The SAM GUI interface can be run in Jupyer notebooks with the following:

```
from samalg.gui import SAMGUI
sam_gui = SAMGUI(sam) # sam is your SAM object
sam_gui.SamPlot
```
Please see the plotting tutorial for more information about the GUI interface.

![SAM GUI example image](samgui.png)

# Basic usage

There are a number of different ways to load data into the SAM object. 
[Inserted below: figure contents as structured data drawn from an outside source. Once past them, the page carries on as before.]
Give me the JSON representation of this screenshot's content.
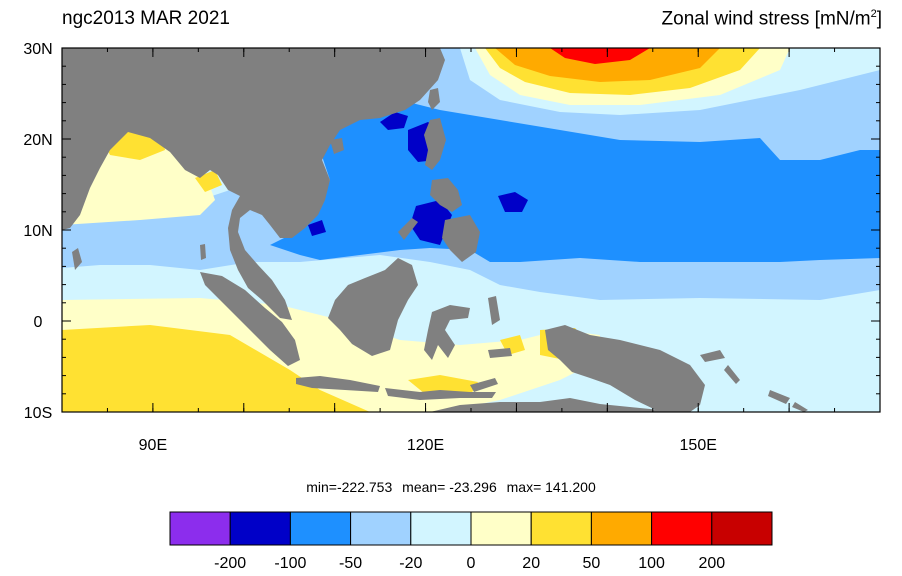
{
  "header": {
    "left_title": "ngc2013 MAR 2021",
    "right_title_main": "Zonal wind stress [mN/m",
    "right_title_sup": "2",
    "right_title_end": "]"
  },
  "map": {
    "lon_range": [
      80,
      170
    ],
    "lat_range": [
      -10,
      30
    ],
    "lat_ticks": [
      {
        "value": 30,
        "label": "30N"
      },
      {
        "value": 20,
        "label": "20N"
      },
      {
        "value": 10,
        "label": "10N"
      },
      {
        "value": 0,
        "label": "0"
      },
      {
        "value": -10,
        "label": "10S"
      }
    ],
    "lon_ticks": [
      {
        "value": 90,
        "label": "90E"
      },
      {
        "value": 120,
        "label": "120E"
      },
      {
        "value": 150,
        "label": "150E"
      }
    ],
    "land_color": "#808080"
  },
  "stats": {
    "min_text": "min=-222.753",
    "mean_text": "mean= -23.296",
    "max_text": "max= 141.200"
  },
  "colorbar": {
    "colors": [
      "#8c2ded",
      "#0000c8",
      "#1e90ff",
      "#a0d2ff",
      "#d2f5ff",
      "#ffffc8",
      "#ffe132",
      "#ffaa00",
      "#ff0000",
      "#c80000"
    ],
    "labels": [
      "-200",
      "-100",
      "-50",
      "-20",
      "0",
      "20",
      "50",
      "100",
      "200"
    ]
  }
}
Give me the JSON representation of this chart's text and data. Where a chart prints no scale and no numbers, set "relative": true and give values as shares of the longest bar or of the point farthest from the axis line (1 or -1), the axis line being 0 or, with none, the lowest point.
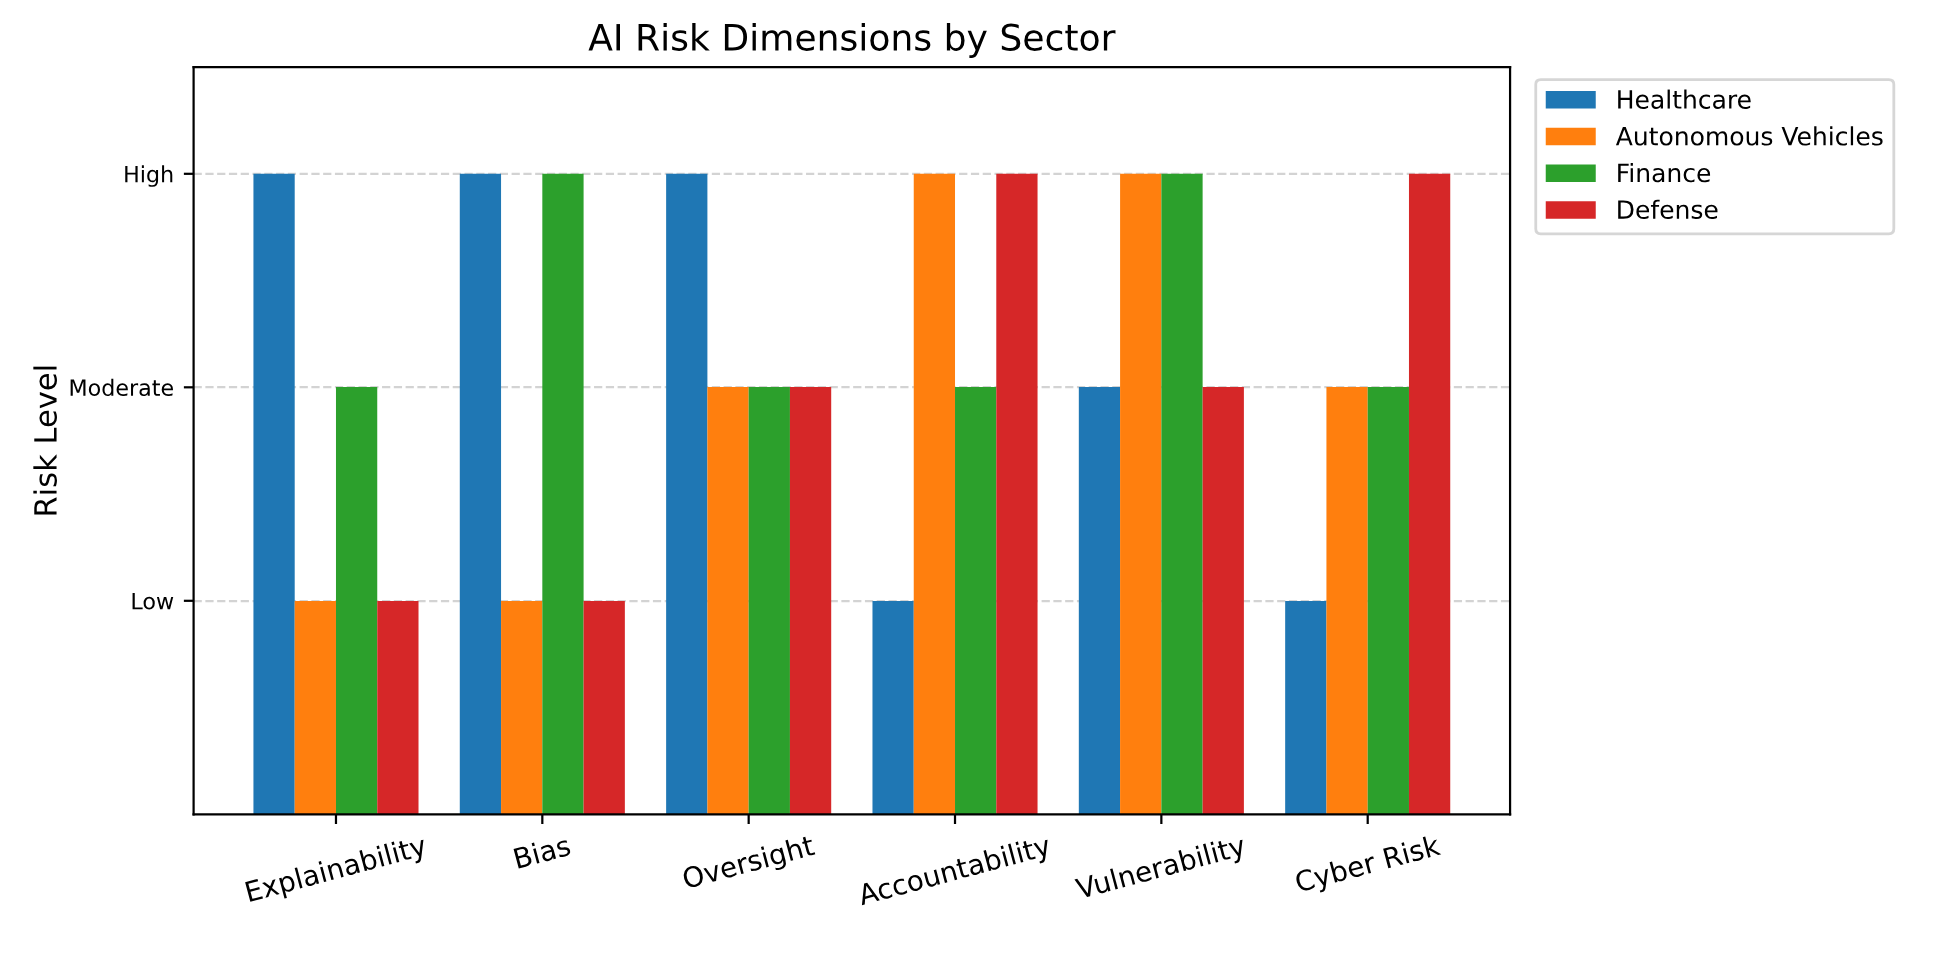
{
  "chart_data": {
    "type": "bar",
    "title": "AI Risk Dimensions by Sector",
    "ylabel": "Risk Level",
    "categories": [
      "Explainability",
      "Bias",
      "Oversight",
      "Accountability",
      "Vulnerability",
      "Cyber Risk"
    ],
    "y_categories": [
      "High",
      "Moderate",
      "Low"
    ],
    "relative": true,
    "series": [
      {
        "name": "Healthcare",
        "color": "#1f77b4",
        "values": [
          1,
          1,
          1,
          0.333,
          0.667,
          0.333
        ]
      },
      {
        "name": "Autonomous Vehicles",
        "color": "#ff7f0e",
        "values": [
          0.333,
          0.333,
          0.667,
          1,
          1,
          0.667
        ]
      },
      {
        "name": "Finance",
        "color": "#2ca02c",
        "values": [
          0.667,
          1,
          0.667,
          0.667,
          1,
          0.667
        ]
      },
      {
        "name": "Defense",
        "color": "#d62728",
        "values": [
          0.333,
          0.333,
          0.667,
          1,
          0.667,
          1
        ]
      }
    ],
    "ref_lines": [
      {
        "axis": "y",
        "value": 0.333,
        "color": "#d3d3d3",
        "line_style": "dashed"
      },
      {
        "axis": "y",
        "value": 0.667,
        "color": "#d3d3d3",
        "line_style": "dashed"
      },
      {
        "axis": "y",
        "value": 1,
        "color": "#d3d3d3",
        "line_style": "dashed"
      }
    ],
    "legend": "top right"
  }
}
## Using the SAM constructor
### Using preloaded scipy.sparse or numpy expression matrix, gene IDs, and cell IDs:
```
from samalg import SAM #import SAM
sam=SAM(counts=(matrix,geneIDs,cellIDs))
sam.preprocess_data() # log transforms and filters the data
sam.run() #run with default parameters
sam.scatter()
```
### Using preloaded pandas.DataFrame (cells x genes):
```
from samalg import SAM #import SAM
sam=SAM(counts=dataframe)
sam.preprocess_data() # log transforms and filters the data
sam.run() #run with default parameters
sam.scatter()
```

### Using an existing AnnData object:
```
from samalg import SAM #import SAM
sam=SAM(counts=adata)
sam.preprocess_data() # log transforms and filters the data
sam.run() #run with default parameters
sam.scatter()
```

## Using the `load_data` function
### Loading data from a tabular file (e.g. csv or txt):
```
from samalg import SAM #import SAM
sam=SAM() #initialize SAM object
sam.load_data('/path/to/expression_data_file.csv') #load data from a csv file
#sam.load_data('/path/to/expression_data_file.txt', sep='\t') #load data from a txt file with tab delimiters
sam.preprocess_data() # log transforms and filters the data
sam.load_annotations('/path/to/annotations_file.csv')
sam.run()
sam.scatter()
```
### Loading an existing AnnData `h5ad` file: 

If loading tabular data (e.g. from a `csv`), `load_data` by default saves the sparse data structure to a `h5ad` file in the same location as the tabular file for faster loading in subsequent analyses. This file can be loaded as:

```
from samalg import SAM #import SAM
sam=SAM() #initialize SAM object
sam.load_data('/path/to/h5ad_file.h5ad') #load data from a h5ad file
sam.preprocess_data() # log transforms and filters the data
sam.run()
sam.scatter()
```

### Saving/Loading SAM
If you wish to save the SAM outputs and raw and filtered data, you can write `sam.adata` to a `h5ad` file as follows:
`sam.save_anndata(filename)`.

You can load this data back with `sam.load_data`:
`sam.load_data(filename)`

## Citation
If using the SAM algorithm, please cite the following eLife paper:
https://elifesciences.org/articles/48994

```
Tarashansky, A. J. et al. Self-assembling manifolds in single-cell RNA sequencing data. eLife 8, e48994 (2019).
```

## Adding extra functionality
As always, please submit a new issue if you would like to see any functionalities / convenience functions / etc added.